Sujet très peu, pour ne pas dire jamais, abordé dans la fiction, le STO est au centre de cet album signé Nadar et Julien Frey chez Futuropolis. Retour sur les années noires de l’Occupation et le funeste Service du Travail Obligatoire instauré par le régime de Vichy en février 1943…
Historien, spécialiste de l’histoire de la collaboration et auteur d’un livre sur le STO, Raphaël Spina présente en postface l’album de Nadar et Julien Frey comme « la toute première bande dessinée consacrée au Service du Travail Obligatoire (STO) ». Cela peut paraître étonnant mais une recherche rapide sur internet permet de confirmer ses propos, en tout cas, ne permet pas de les infirmer. Seul un récit en BD daté de 1942 et signé Frick, L’aventure de Célestin Tournevis, parle du STO, en termes élogieux dans ce cas puisqu’il s’agit d’une brochure de propagande pro-allemande.
Une absence des écrans radar étonnante d’autant que, comme le souligne Raphaël Spina, rares sont les familles françaises à ne pas avoir compté dans leurs rangs un membre concerné par le STO, qu’il soit requis ou volontaire.
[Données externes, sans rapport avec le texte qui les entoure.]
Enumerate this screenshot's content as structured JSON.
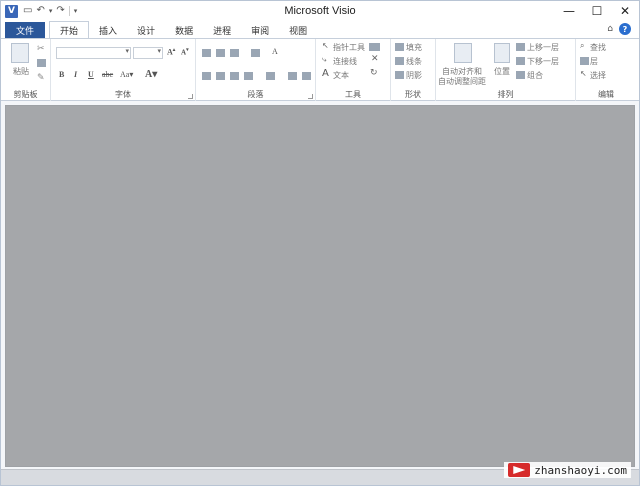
{
  "window": {
    "title": "Microsoft Visio"
  },
  "qat": {
    "app_icon": "V",
    "save_icon": "save-icon",
    "undo_icon": "undo-icon",
    "redo_icon": "redo-icon"
  },
  "window_controls": {
    "minimize": "—",
    "maximize": "☐",
    "close": "✕"
  },
  "tabs": [
    {
      "label": "文件"
    },
    {
      "label": "开始"
    },
    {
      "label": "插入"
    },
    {
      "label": "设计"
    },
    {
      "label": "数据"
    },
    {
      "label": "进程"
    },
    {
      "label": "审阅"
    },
    {
      "label": "视图"
    }
  ],
  "ribbon": {
    "clipboard": {
      "label": "剪贴板",
      "paste": "粘贴"
    },
    "font": {
      "label": "字体"
    },
    "paragraph": {
      "label": "段落"
    },
    "tools": {
      "label": "工具",
      "pointer": "指针工具",
      "connector": "连接线",
      "text": "文本"
    },
    "shape": {
      "label": "形状",
      "fill": "填充",
      "line": "线条",
      "shadow": "阴影"
    },
    "arrange": {
      "label": "排列",
      "auto_align_1": "自动对齐和",
      "auto_align_2": "自动调整间距",
      "position": "位置",
      "bring_forward": "上移一层",
      "send_backward": "下移一层",
      "group": "组合"
    },
    "editing": {
      "label": "编辑",
      "find": "查找",
      "layer": "层",
      "select": "选择"
    }
  },
  "watermark": {
    "text": "zhanshaoyi.com"
  },
  "colors": {
    "file_tab": "#2b579a",
    "canvas": "#a5a7aa"
  }
}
Il faut dire que le STO fût vécu comme un traumatisme par ceux qui sont partis et comme une trahison pour ceux qui sont restés, au point que ces derniers ont un peu facilement assimilé les premiers à des collabos. Quoiqu’il en soit, le sujet est longtemps resté sensible au sein de la population française. Ceci explique cela.
Dans ce récit, Justin est l’un de ces gars de la STO, pas un volontaire, un requis. Bien sûr, comme un grand nombre de requis sur la fin de la guerre, il aurait pu choisir le maquis, « se battre au lieu de cirer les pompes des Allemands », mais la trouille ou l’éventualité de mettre un peu de beurre dans les rutabagas l’en dissuade. À 22 ans, Justin se retrouve en Allemagne, ouvrier dans une usine de locomotives avec des conditions de vie difficiles, un hébergement collectif et spartiate dans le camp d’Hennigsdorf, une absence totale d’hygiène et un encadrement allemand brutal et sadique. Alors, à la première occasion, Justin prend la poudre d’escampette pour retrouver les bras de sa dulcinée à Paris, où il vit dans la clandestinité jusqu’à la Libération sans argent, sans ticket de rationnement…
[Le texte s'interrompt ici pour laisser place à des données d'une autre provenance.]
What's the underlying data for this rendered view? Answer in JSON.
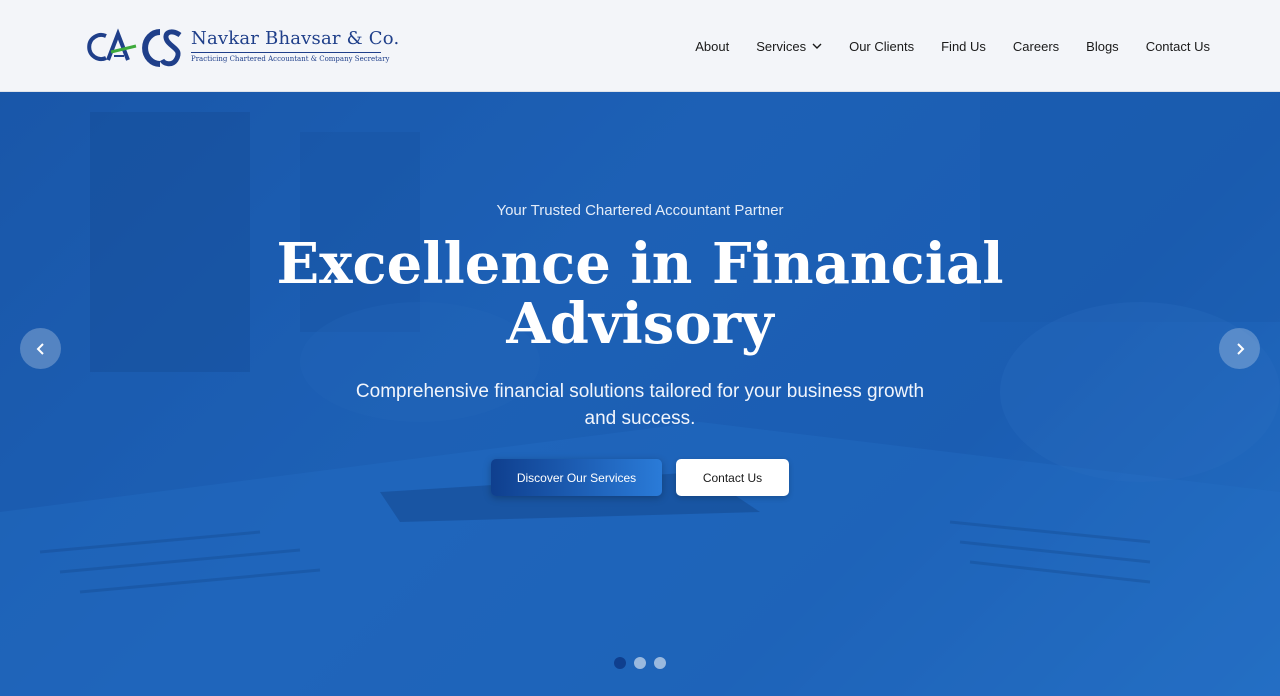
{
  "brand": {
    "logo_letters": "CA CS",
    "name": "Navkar Bhavsar & Co.",
    "tagline": "Practicing Chartered Accountant & Company Secretary",
    "colors": {
      "navy": "#1f3f8a",
      "green": "#3daa3c"
    }
  },
  "nav": {
    "items": [
      {
        "label": "About"
      },
      {
        "label": "Services",
        "has_dropdown": true
      },
      {
        "label": "Our Clients"
      },
      {
        "label": "Find Us"
      },
      {
        "label": "Careers"
      },
      {
        "label": "Blogs"
      },
      {
        "label": "Contact Us"
      }
    ]
  },
  "hero": {
    "eyebrow": "Your Trusted Chartered Accountant Partner",
    "headline": "Excellence in Financial Advisory",
    "subhead": "Comprehensive financial solutions tailored for your business growth and success.",
    "primary_cta": "Discover Our Services",
    "secondary_cta": "Contact Us",
    "prev_icon": "chevron-left-icon",
    "next_icon": "chevron-right-icon",
    "slides": {
      "count": 3,
      "active": 1
    },
    "overlay_color": "#1c60b6"
  }
}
Nadar et Julien Frey racontent le quotidien de Justin au STO, « conforme à ce que les historiens en connaissent » précise Raphaël Spina. Ils racontent aussi ce poids du passé qui lorsque la paix fut revenue, ne le laissa guère tranquille, honteux de ne pas avoir choisi le camp de la Résistance, honteux de ne pas avoir servi la patrie. Au moment de prendre sa retraite, Justin dit non à la pension qui lui revient pourtant de droit sur cette période de STO. Tout simplement parce qu’il a cette fois le choix, le pouvoir de dire non, ce non qu’il aurait tant aimé prononcer autrefois.
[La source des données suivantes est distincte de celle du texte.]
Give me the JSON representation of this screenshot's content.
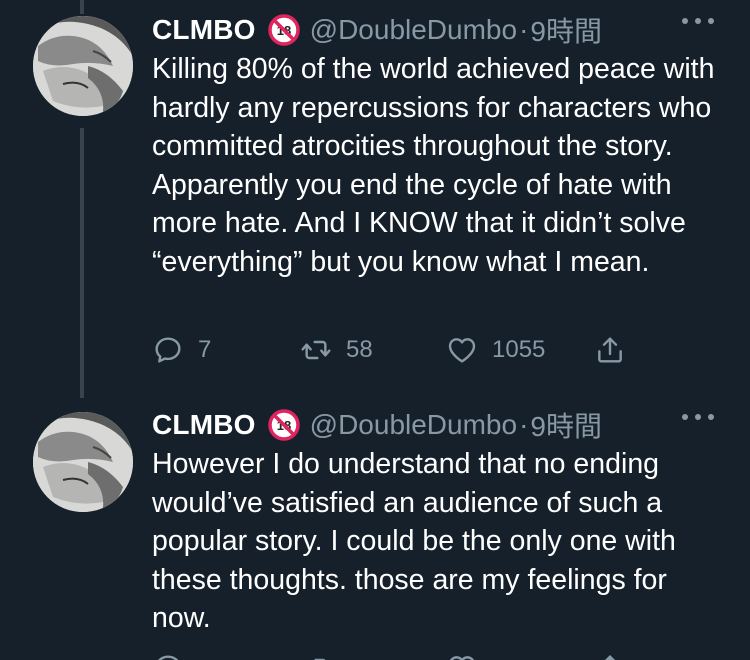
{
  "tweets": [
    {
      "display_name": "CLMBO",
      "badge_icon": "no-under-18-icon",
      "handle": "@DoubleDumbo",
      "separator": "·",
      "time": "9時間",
      "text": "Killing 80% of the world achieved peace with hardly any repercussions for characters who committed atrocities throughout the story. Apparently you end the cycle of hate with more hate. And I KNOW that it didn’t solve “everything” but you know what I mean.",
      "replies": "7",
      "retweets": "58",
      "likes": "1055"
    },
    {
      "display_name": "CLMBO",
      "badge_icon": "no-under-18-icon",
      "handle": "@DoubleDumbo",
      "separator": "·",
      "time": "9時間",
      "text": "However I do understand that no ending would’ve satisfied an audience of such a popular story. I could be the only one with these thoughts. those are my feelings for now."
    }
  ],
  "colors": {
    "background": "#15202b",
    "text": "#ffffff",
    "muted": "#8899a6",
    "thread_line": "#38444d",
    "badge_red": "#e0245e"
  }
}
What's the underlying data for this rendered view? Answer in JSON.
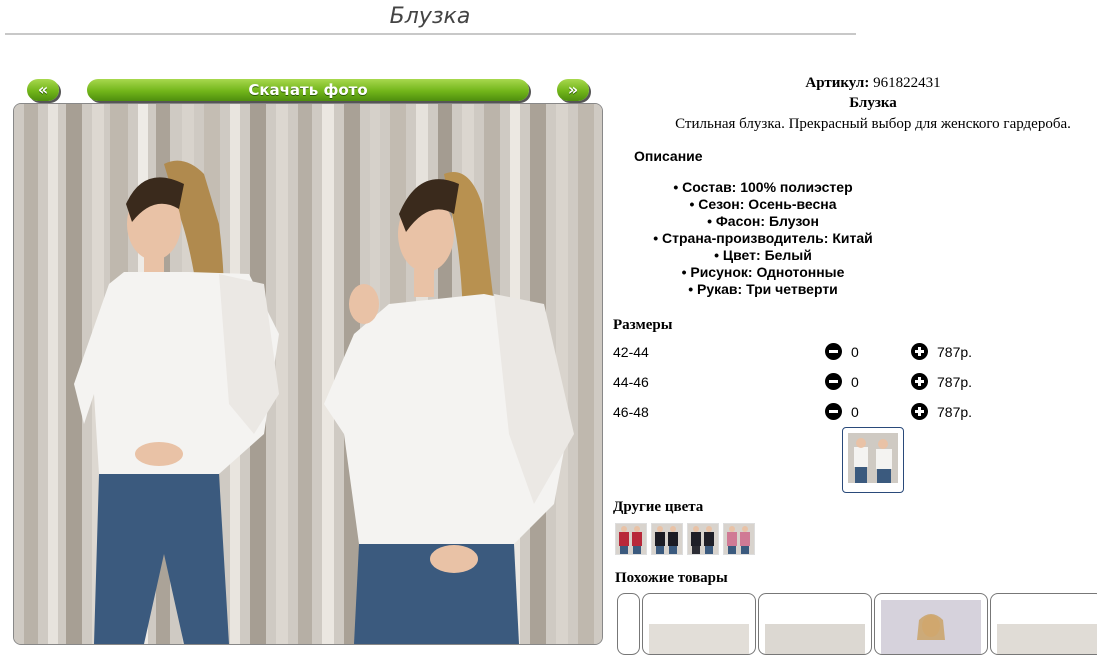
{
  "page": {
    "title": "Блузка"
  },
  "gallery": {
    "prev_label": "«",
    "next_label": "»",
    "download_label": "Скачать фото"
  },
  "product": {
    "article_label": "Артикул:",
    "article_value": "961822431",
    "name": "Блузка",
    "short_description": "Стильная блузка. Прекрасный выбор для женского гардероба.",
    "description_heading": "Описание",
    "features": [
      "Состав: 100% полиэстер",
      "Сезон: Осень-весна",
      "Фасон: Блузон",
      "Страна-производитель: Китай",
      "Цвет: Белый",
      "Рисунок: Однотонные",
      "Рукав: Три четверти"
    ]
  },
  "sizes": {
    "heading": "Размеры",
    "rows": [
      {
        "size": "42-44",
        "qty": "0",
        "price": "787р."
      },
      {
        "size": "44-46",
        "qty": "0",
        "price": "787р."
      },
      {
        "size": "46-48",
        "qty": "0",
        "price": "787р."
      }
    ]
  },
  "other_colors": {
    "heading": "Другие цвета",
    "swatches": [
      "#b8283a",
      "#1c1c24",
      "#1f1f28",
      "#d07a95"
    ]
  },
  "similar": {
    "heading": "Похожие товары"
  },
  "colors": {
    "accent_green": "#6fb31b",
    "blouse": "#f4f3f1",
    "jeans": "#3b5a7e"
  }
}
Non seulement, L’oeil du STO a assurément une valeur pédagogique de par son approche très documentée de la période, mais il offre aussi une bonne dose d’émotion avec notamment, au milieu de tous ces bruits de bottes, de toutes ces haines et rancœurs, une belle histoire d’amour et de famille. Côté dessin, l’auteur espagnol Nadar, qui a déjà déjà fait sensation de ce côté-ci des Pyrénées (Papier froissé, Salud!…), propose une mise en images en noir et blanc sobre et efficace. Chaudement recommandé !
Eric Guillaud
L’œil du STO, de Nadar et Julien Frey. Futuropolis. 24€ (en librairie le 5 février)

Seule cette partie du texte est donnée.